When the musicians weren’t playing, they were striking poses and beaming at the audience. Their faces were so full of expression as they danced and carried out the formations in front of strobing lights and fog. They even used the lights to cast shadows through their drum heads, which they held in front of their faces and angled towards the spotlights. It was easy to fall in love with the personality of each and every musician onstage over the course of those two hours (though we were already a fan of one of the many drummers onstage, Aaron Johnston, a Kansas native who previously played with Brazilian Girls). This was a David Byrne concert, but it wasn’t the David Byrne show. It was the ensemble of creative, dancing, and striking performers that really made it an engaging experience for anyone connecting with these songs. This was an artistic endeavor just as unworldly and unique as the maestro behind it.
Byrne, along with his posse, boasted two encores for the night, the second being solely dedicated to a cover of Janelle Monáe’s “Hell You Talmbout.” The song allowed the band to shout out the names of the victims of police brutality, followed by a demand, “Say his name!” The night was full of gleeful boogying and singing along (with a rousing “My God!
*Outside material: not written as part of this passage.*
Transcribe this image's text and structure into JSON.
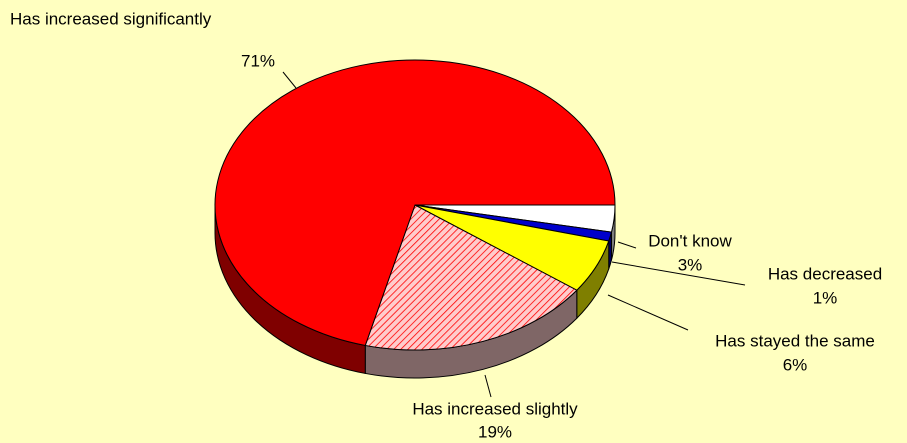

What have I done!” during “Once In A Lifetime”), but the crowd was a little reluctant to chant along to this one. Byrne did not shy away from politics during the show, referencing the former First Lady of the Philippines in “Dancing Together” and bringing along nonprofit HeadCount to register voters on site at the Kauffman Center.
He was joined on this tour stop by Benjamin Clementine, someone we can only describe as a soulful and poetic maniac. He introduced his set by lurking about the stage in the dark, eerily tapping sticks together while a pile of mannequin parts sat in the middle. In front of spacey distortion and a bassist, he banged on the piano and used his powerhouse vocals to belt out beautiful melodies over aggressive moods while charming the audience with his doleful demeanor.